Tess let out a heavy sigh. “I don’t know. We don’t know. There are so many moving parts, it’s hard to keep track of it all. But we do know a couple of things. Daisy is the woman in the paintings. She went missing. And now, thanks to you, we know there’s blood all over the studio.”

Nick nodded. “Go on.”

“We also know that my grandfather may have been standing outside Daisy’s window—lurking—and painted a couple of scenes as though he had been . . . watching her and her family. He may have followed her down the street. That’s what the paintings show, anyway. He might have imagined it. But we know for sure that he painted her portrait in the studio that was then shut up with no good explanation as to why.”
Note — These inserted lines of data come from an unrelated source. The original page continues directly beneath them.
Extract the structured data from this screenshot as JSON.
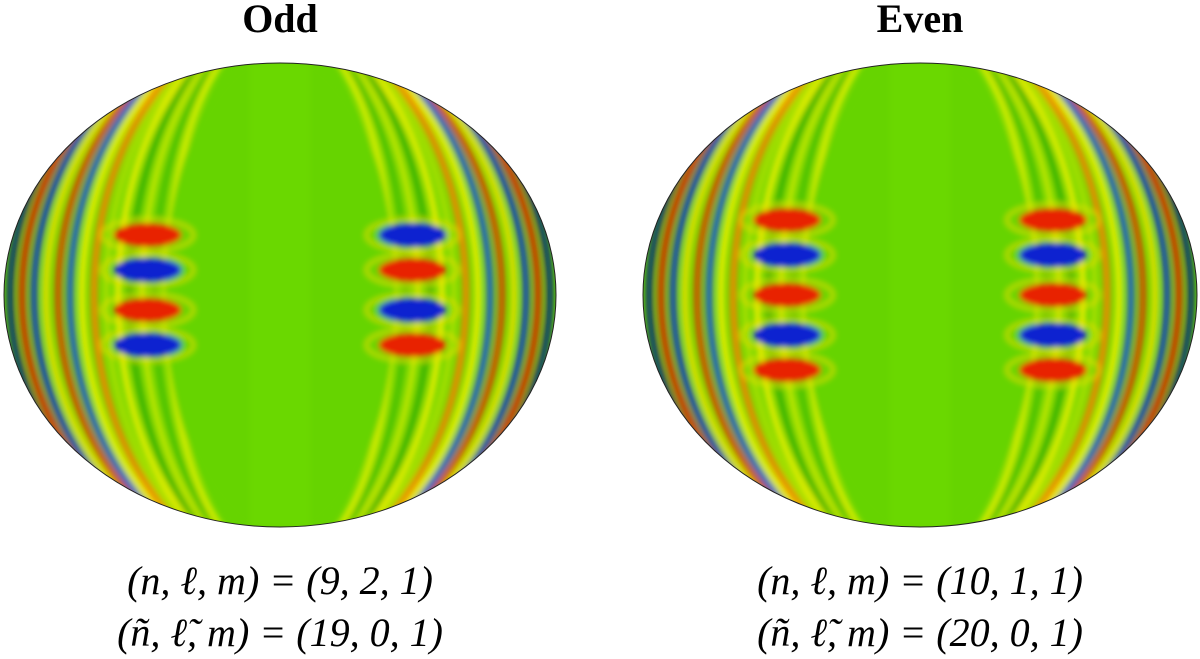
{
  "panels": [
    {
      "title": "Odd",
      "labels": [
        "(n, ℓ, m) = (9, 2, 1)",
        "(ñ, ℓ̃, m) = (19, 0, 1)"
      ]
    },
    {
      "title": "Even",
      "labels": [
        "(n, ℓ, m) = (10, 1, 1)",
        "(ñ, ℓ̃, m) = (20, 0, 1)"
      ]
    }
  ]
}
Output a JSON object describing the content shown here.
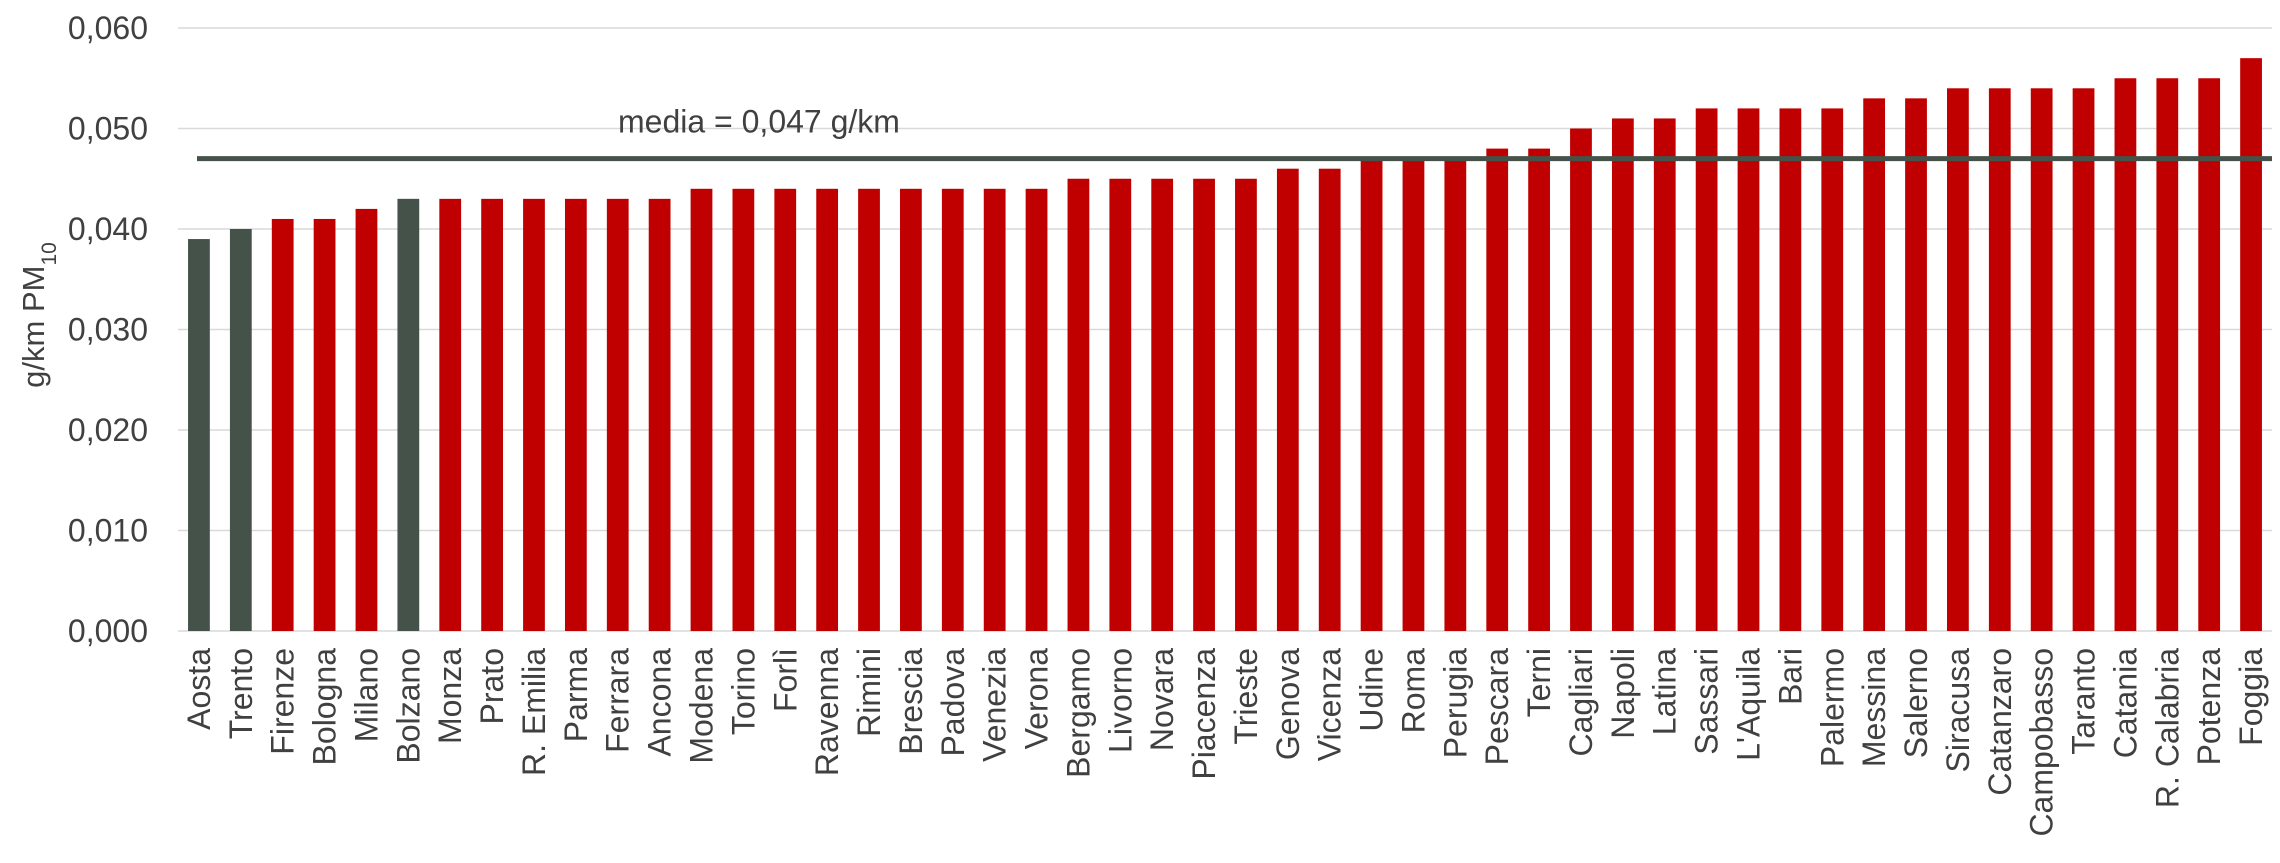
{
  "chart_data": {
    "type": "bar",
    "title": "",
    "xlabel": "",
    "ylabel": "g/km PM",
    "ylabel_sub": "10",
    "ylim": [
      0,
      0.06
    ],
    "yticks": [
      "0,000",
      "0,010",
      "0,020",
      "0,030",
      "0,040",
      "0,050",
      "0,060"
    ],
    "grid": true,
    "categories": [
      "Aosta",
      "Trento",
      "Firenze",
      "Bologna",
      "Milano",
      "Bolzano",
      "Monza",
      "Prato",
      "R. Emilia",
      "Parma",
      "Ferrara",
      "Ancona",
      "Modena",
      "Torino",
      "Forlì",
      "Ravenna",
      "Rimini",
      "Brescia",
      "Padova",
      "Venezia",
      "Verona",
      "Bergamo",
      "Livorno",
      "Novara",
      "Piacenza",
      "Trieste",
      "Genova",
      "Vicenza",
      "Udine",
      "Roma",
      "Perugia",
      "Pescara",
      "Terni",
      "Cagliari",
      "Napoli",
      "Latina",
      "Sassari",
      "L'Aquila",
      "Bari",
      "Palermo",
      "Messina",
      "Salerno",
      "Siracusa",
      "Catanzaro",
      "Campobasso",
      "Taranto",
      "Catania",
      "R. Calabria",
      "Potenza",
      "Foggia"
    ],
    "values": [
      0.039,
      0.04,
      0.041,
      0.041,
      0.042,
      0.043,
      0.043,
      0.043,
      0.043,
      0.043,
      0.043,
      0.043,
      0.044,
      0.044,
      0.044,
      0.044,
      0.044,
      0.044,
      0.044,
      0.044,
      0.044,
      0.045,
      0.045,
      0.045,
      0.045,
      0.045,
      0.046,
      0.046,
      0.047,
      0.047,
      0.047,
      0.048,
      0.048,
      0.05,
      0.051,
      0.051,
      0.052,
      0.052,
      0.052,
      0.052,
      0.053,
      0.053,
      0.054,
      0.054,
      0.054,
      0.054,
      0.055,
      0.055,
      0.055,
      0.057
    ],
    "highlighted": [
      "Aosta",
      "Trento",
      "Bolzano"
    ],
    "colors": {
      "bar": "#c00000",
      "highlight": "#44524a",
      "mean_line": "#44524a"
    },
    "mean_line": {
      "value": 0.047,
      "label": "media = 0,047 g/km"
    }
  }
}
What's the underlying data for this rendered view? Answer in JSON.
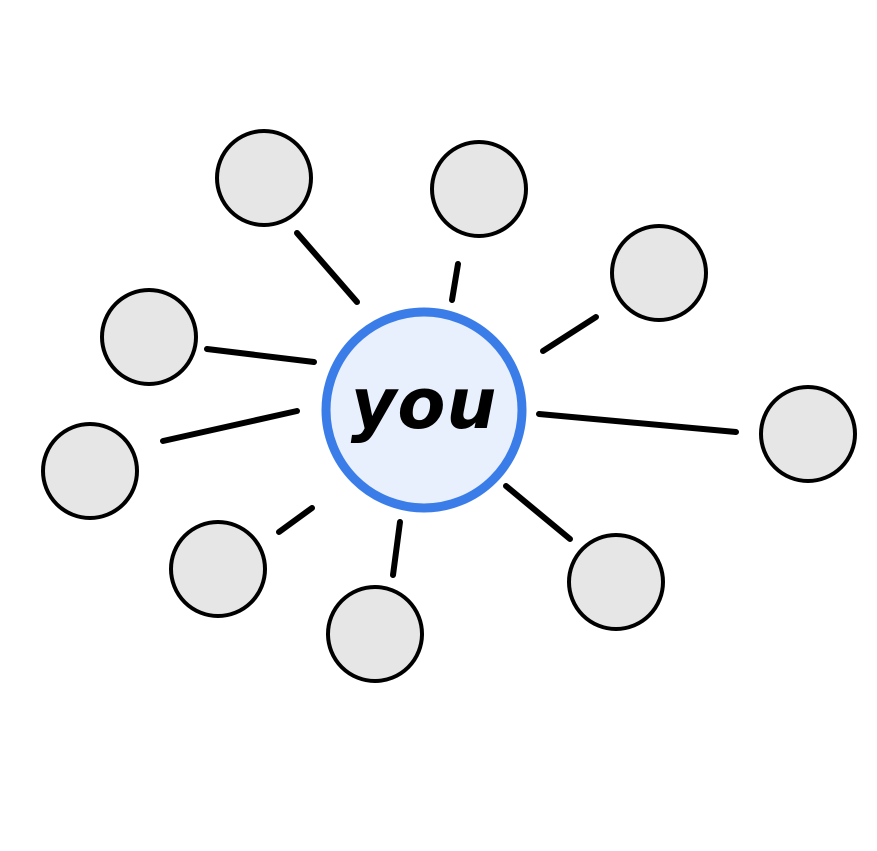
{
  "center": {
    "label": "you",
    "fill": "#e8f0fd",
    "stroke": "#3b7de8"
  },
  "peripheral_nodes": {
    "count": 9,
    "fill": "#e6e6e6",
    "stroke": "#000000"
  },
  "connector": {
    "color": "#000000"
  }
}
“And we know there was some unholy terror going on in there last night,” Wyatt said. “Let’s not forget that.”

“But what we don’t know is, how are they connected?”

“I hate to even say this out loud,” Tess said. “But why would my grandfather have been stalking Daisy? Why would he have painted those paintings unless . . .”

Nick nodded his head. “I see where you’re going with this. Unless he was, for some reason, obsessed with her.”

Tess’s eyes filled with tears. “That’s a difficult thought, but . . .” Her voice was faltering.

Nick shook his head and sighed. “Oh, the tangled webs Wharton weaves,” he said.

Later, after Nick had gone, Wyatt and Tess were back in their kitchen armchairs. They had started a fire, and both had their stockinged feet up on an ottoman between them. It was nearing noon.

“I sort of wish we hadn’t gotten Nick involved in this,” Tess said.